Rüfenacht - Blütenpracht stillt den Hunger der Bienen

Als Ruth Schadegg hörte, dass Bienen zuweilen Hunger leiden, schritt sie zur Tat. In ihrem Schrebergarten säte sie Phacelia und Buchweizen an. Jetzt wimmelt es dort bei schönem Wetter von Hummeln und Bienen.

Susanne Graf / Berner Zeitung BZ
«Sie tun Ihnen nichts.» Mit diesem Satz versuchen sonst Hundehalter, ängstliche Passanten zu beruhigen. Doch wenn Ruth Schadegg in ihrem Schrebergarten in Rüfenacht sagt, «sie tun Ihnen nichts», bezieht sie sich auf Bienen und Hummeln. Zu Hunderten summen diese in einem Phacelia- und Buchweizenfeld, das die 73-jährige Rentnerin diesen Frühling angesät hat.

Als Ruth Schadegg letztes Jahr in dieser Zeitung las, dass Bienen zuweilen Hunger leiden müssen und deshalb erst recht anfällig seien für Krankheiten, wandte sie sich umgehend an Ruedi Ritter. Vom Leiter der Fachstelle Bienen am landwirtschaftlichen Bildungs- und Beratungszentrum Inforama des Kantons Bern wollte sie wissen, wie sie als Gartenbesitzerin helfen kann.

600 Franken investiert

In ihrem Schrebergarten machten sich Ruth und René Schadegg dann auf einer nicht mehr genutzten Fläche ans Werk: Auf 200 Quadratmetern gruben sie den Boden um, kauften eine Walze, um die Erde gleichmässig zu ebnen und säten im Frühling gemäss Ritters Rat Phacelia und Buchweizen an. Sie habe über 600 Franken investiert, sagt Ruth Schadegg. «Aber ich bekomme viel mehr zurück.» Die Rentnerin ist schlicht entzückt – einerseits ob der Blütenpracht, die sich in wenigen Wochen entwickelt hat, andererseits ob dem Summen der Hummeln und Bienen, die sich nun auf den Nektar spendenden Pflanzen gütlich tun.
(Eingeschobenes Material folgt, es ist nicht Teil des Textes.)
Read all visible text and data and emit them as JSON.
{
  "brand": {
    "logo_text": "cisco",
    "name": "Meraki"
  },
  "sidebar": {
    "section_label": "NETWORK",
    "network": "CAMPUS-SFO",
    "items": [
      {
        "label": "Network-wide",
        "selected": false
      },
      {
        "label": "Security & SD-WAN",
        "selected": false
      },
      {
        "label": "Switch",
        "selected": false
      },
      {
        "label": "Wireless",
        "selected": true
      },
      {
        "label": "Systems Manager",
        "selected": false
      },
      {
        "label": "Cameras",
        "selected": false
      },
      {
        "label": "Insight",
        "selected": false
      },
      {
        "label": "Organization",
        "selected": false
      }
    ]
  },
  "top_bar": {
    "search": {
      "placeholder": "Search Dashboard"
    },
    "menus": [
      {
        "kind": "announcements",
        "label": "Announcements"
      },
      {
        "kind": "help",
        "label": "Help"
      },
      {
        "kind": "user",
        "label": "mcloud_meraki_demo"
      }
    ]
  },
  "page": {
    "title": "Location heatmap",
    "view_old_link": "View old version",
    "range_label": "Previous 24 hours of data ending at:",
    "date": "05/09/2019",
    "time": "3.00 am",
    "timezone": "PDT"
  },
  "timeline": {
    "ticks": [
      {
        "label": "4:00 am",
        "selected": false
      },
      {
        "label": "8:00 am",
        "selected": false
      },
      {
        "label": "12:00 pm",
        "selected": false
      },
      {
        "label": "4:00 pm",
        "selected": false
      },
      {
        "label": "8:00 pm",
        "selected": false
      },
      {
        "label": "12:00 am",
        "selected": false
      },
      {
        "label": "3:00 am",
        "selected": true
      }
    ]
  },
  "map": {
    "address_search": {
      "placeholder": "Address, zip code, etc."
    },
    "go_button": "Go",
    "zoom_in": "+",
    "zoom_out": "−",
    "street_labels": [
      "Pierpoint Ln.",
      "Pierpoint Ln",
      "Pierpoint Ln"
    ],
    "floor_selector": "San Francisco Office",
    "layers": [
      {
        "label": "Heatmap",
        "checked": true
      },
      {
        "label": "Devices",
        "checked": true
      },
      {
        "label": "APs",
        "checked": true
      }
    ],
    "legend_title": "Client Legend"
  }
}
Sie spricht mit den Bienen

Gestochen worden sei sie noch nie, sagt die Tier- und Naturschützerin. Sie weiss auch, warum: «Ich spreche mit den Tieren, und sie spüren, dass ich es gut mit ihnen meine.» Davon ist die pensionierte Bankangestellte überzeugt, auch wenn sie belächelt wird. «Ich habe schon ein bisschen einen Tick», räumt sie ein, bevor sie über sich selber schmunzelnd erzählt, wie sie jeweils Regenwürmer von der Strasse pflücke, um sie auf Wiesen vor den Autos in Sicherheit zu bringen. «Stellen Sie sich vor, diese Tierchen arbeiten den ganzen Tag», sagt sie – und wendet sich wieder bewundernd den Bienen und Hummeln zu, die fleissig in der Bienenweide hin- und herfliegen.

Hungernde Bienen

«Die Bienen brauchen diese Nektar spendenden Pflanzen für den Futtervorrat oder als Nahrung für die jungen Bienen», erklärt Christian Oesch. Er ist Mitpächter des Gutsbetriebs Inforama Rütti in Zollikofen und betreut dort den Lehrbienenstand. Auch er hat –wie zehn andere Bauern im Kanton Bern – entlang eines Maisfeldes versuchsweise eine Bienenweide angesät. Es gehe darum, mit Pflanzen, die über längere Zeit blühen, sogenannte «Trachtlücken» zu schliessen, erklärt Oesch. Im Frühling spriesst überall eine üppige Blütenpracht.

Danach kann es je nach Witterung knapp werden mit der Blütentracht, dem Nahrungsangebot für die Bienen. Solche «Phasen des Hungers» könnten Stress auslösen und die Widerstandskraft der Bienenvölker mindern. Das erklärte der Berner Volkswirtschaftsdirektor Andreas Rickenbacher vor einem Jahr, als er das kantonale Bienenförderungskonzept vorstellte. Ruedi Ritter hat deshalb einen Katalog der wichtigsten Trachtpflanzen zusammengestellt (www.inforama.vol.be.ch, unter Beratung, Bienen ). Ein Ziel der Berner Bienenförderung ist es, nebst Bauern etwa auch Gärtner und Hausbesitzer zum Anpflanzen der für die Bienen wichtigen Futterquellen zu motivieren. Ruth Schadegg jedenfalls wird auch nächsten Frühling wieder Phacelia und Buchweizen ansäen.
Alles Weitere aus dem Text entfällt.